The dispute is the product of long-simmering tension between Weinstein and Bravo. According to a September court decision, Weinstein had a "particular dislike" for Bravo president Lauren Zalaznick, whom he claimed in an affidavit "proved difficult to work with" and interfered with the creative development of the show and efforts to get product integration advertising.
"Harvey felt that NBC and Bravo were essentially trying to run him dry," said a person familiar with the case. "He felt they were unwilling to commit the resources to doing the kind of first-class show that he wanted to do. And, they were copying his shows -- and they were doing it without Harvey."

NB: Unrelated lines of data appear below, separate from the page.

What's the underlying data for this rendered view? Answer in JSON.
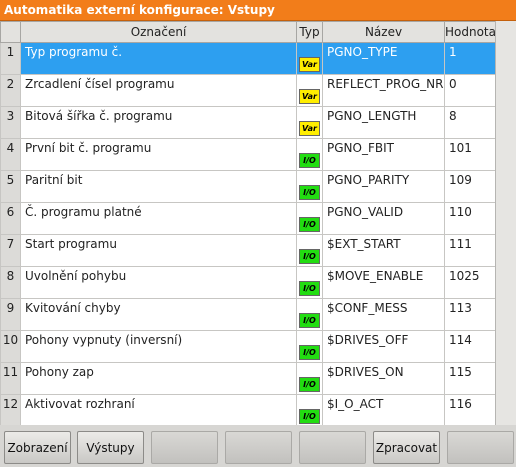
{
  "window": {
    "title": "Automatika externí konfigurace: Vstupy"
  },
  "table": {
    "headers": {
      "index": "",
      "label": "Označení",
      "type": "Typ",
      "name": "Název",
      "value": "Hodnota"
    },
    "rows": [
      {
        "index": "1",
        "label": "Typ programu č.",
        "type": "var",
        "type_text": "Var",
        "name": "PGNO_TYPE",
        "value": "1"
      },
      {
        "index": "2",
        "label": "Zrcadlení čísel programu",
        "type": "var",
        "type_text": "Var",
        "name": "REFLECT_PROG_NR",
        "value": "0"
      },
      {
        "index": "3",
        "label": "Bitová šířka č. programu",
        "type": "var",
        "type_text": "Var",
        "name": "PGNO_LENGTH",
        "value": "8"
      },
      {
        "index": "4",
        "label": "První bit č. programu",
        "type": "io",
        "type_text": "I/O",
        "name": "PGNO_FBIT",
        "value": "101"
      },
      {
        "index": "5",
        "label": "Paritní bit",
        "type": "io",
        "type_text": "I/O",
        "name": "PGNO_PARITY",
        "value": "109"
      },
      {
        "index": "6",
        "label": "Č. programu platné",
        "type": "io",
        "type_text": "I/O",
        "name": "PGNO_VALID",
        "value": "110"
      },
      {
        "index": "7",
        "label": "Start programu",
        "type": "io",
        "type_text": "I/O",
        "name": "$EXT_START",
        "value": "111"
      },
      {
        "index": "8",
        "label": "Uvolnění pohybu",
        "type": "io",
        "type_text": "I/O",
        "name": "$MOVE_ENABLE",
        "value": "1025"
      },
      {
        "index": "9",
        "label": "Kvitování chyby",
        "type": "io",
        "type_text": "I/O",
        "name": "$CONF_MESS",
        "value": "113"
      },
      {
        "index": "10",
        "label": "Pohony vypnuty (inversní)",
        "type": "io",
        "type_text": "I/O",
        "name": "$DRIVES_OFF",
        "value": "114"
      },
      {
        "index": "11",
        "label": "Pohony zap",
        "type": "io",
        "type_text": "I/O",
        "name": "$DRIVES_ON",
        "value": "115"
      },
      {
        "index": "12",
        "label": "Aktivovat rozhraní",
        "type": "io",
        "type_text": "I/O",
        "name": "$I_O_ACT",
        "value": "116"
      }
    ],
    "selected_row": 1
  },
  "softkeys": {
    "k1": "Zobrazení",
    "k2": "Výstupy",
    "k3": "",
    "k4": "",
    "k5": "",
    "k6": "Zpracovat",
    "k7": ""
  },
  "colors": {
    "title_bar": "#f27d1a",
    "selection": "#2d9ff0",
    "var_badge": "#ffee00",
    "io_badge": "#22dd11"
  }
}
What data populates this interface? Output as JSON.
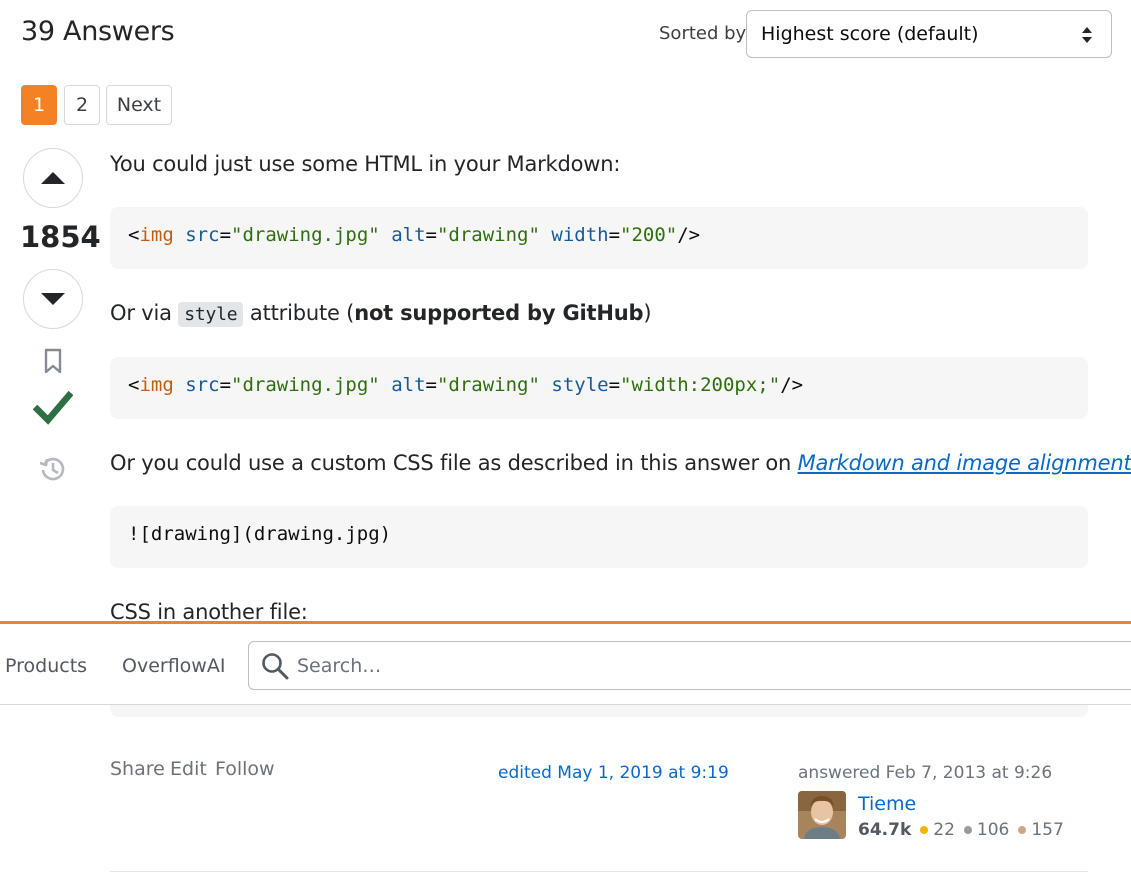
{
  "header": {
    "answers_count": "39 Answers",
    "sorted_label": "Sorted by:",
    "sort_value": "Highest score (default)"
  },
  "pagination": {
    "pages": [
      "1",
      "2"
    ],
    "current": "1",
    "next_label": "Next"
  },
  "answer": {
    "score": "1854",
    "accepted": true,
    "paragraphs": {
      "p1": "You could just use some HTML in your Markdown:",
      "p2_prefix": "Or via ",
      "p2_code": "style",
      "p2_middle": " attribute (",
      "p2_bold": "not supported by GitHub",
      "p2_suffix": ")",
      "p3_prefix": "Or you could use a custom CSS file as described in this answer on ",
      "p3_link": "Markdown and image alignment",
      "p4": "CSS in another file:"
    },
    "code1": {
      "open": "<",
      "tag": "img",
      "attr1": "src",
      "val1": "\"drawing.jpg\"",
      "attr2": "alt",
      "val2": "\"drawing\"",
      "attr3": "width",
      "val3": "\"200\"",
      "close": "/>"
    },
    "code2": {
      "open": "<",
      "tag": "img",
      "attr1": "src",
      "val1": "\"drawing.jpg\"",
      "attr2": "alt",
      "val2": "\"drawing\"",
      "attr3": "style",
      "val3": "\"width:200px;\"",
      "close": "/>"
    },
    "code3": "![drawing](drawing.jpg)"
  },
  "topbar": {
    "products": "Products",
    "overflowai": "OverflowAI",
    "search_placeholder": "Search…"
  },
  "post_menu": {
    "share": "Share",
    "edit": "Edit",
    "follow": "Follow"
  },
  "edited": "edited May 1, 2019 at 9:19",
  "user": {
    "answered": "answered Feb 7, 2013 at 9:26",
    "name": "Tieme",
    "reputation": "64.7k",
    "gold": "22",
    "silver": "106",
    "bronze": "157"
  },
  "colors": {
    "accent": "#f48225",
    "link": "#0a69c7",
    "accepted": "#2f6f44",
    "gold": "#f1b600",
    "silver": "#9a9b9e",
    "bronze": "#d1a684"
  }
}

Lawyers for Weinstein, NBC and Lifetime declined to comment.
As tensions between Weinstein and Bravo mounted, Weinstein wanted to take the show elsewhere.
At a January 2008 meeting in a suite at the Four Seasons Hotel in Los Angeles, Weinstein, Jeff Zucker, the CEO of NBC Universal, and Marc Graboff, co-chairman of NBC Entertainment, tried to smooth things out.
NBC claims in its lawsuit that Weinstein promised not to sell "Runway," reportedly telling Zucker, "You can only have in your life five true friends and I consider you one of my five friends. And I'm telling you, I will not embarrass you."
NBC says it offered to put the show on USA or another NBC-owned station other than Bravo.
Weinstein claims in an affidavit that he offered to come to NBC first "as a token of friendship and courtesy," but never gave it a legal right of refusal. According to a recent court decision he said he'd rather cut off his arm than do that.
And those five friends? According to court papers, Weinstein says he really has 15 friends in the business world.
In February 2008, NBC says, Weinstein called Zucker and told him he'd gotten an offer, later revealed to be from Lifetime, that was "so huge and stupid" it was not worth countering. He signed a deal with Lifetime on Feb. 7, 2008 and cashed a $20 million deposit, but according to a recent court ruling, did not tell NBC about the deal until it was announced in April.
In September, a New York state court judge granted NBC a preliminary injunction at least temporarily blocking Lifetime from airing or promoting the show, an unusual move in this type of entertainment dispute. Acknowledging that the order would leave the show "in limbo," Judge Richard Lowe said NBC was likely to win on the merits of the case. The Weinstein Co. has appealed the order.
If it continues, the delay could prove damaging to everyone involved. James Wesley, Lifetime's executive vice president, said in court papers that an injunction could leave the network with a hole in its programming strategy and that he feared if the show is forced off the air, its audience may never return.
"Generally, the longer you take a popular show off the air, the more it might tend to fade from memory and damage its equity," said Tim Brooks, a television historian and former executive at Lifetime, USA and NBC. He was not involved with the "Runway" deal.
Brooks said that "Runway" was a pioneering show with a strong enough fan base to survive a long delay, but if the lawsuit means several years off the air, "then something else could take its place."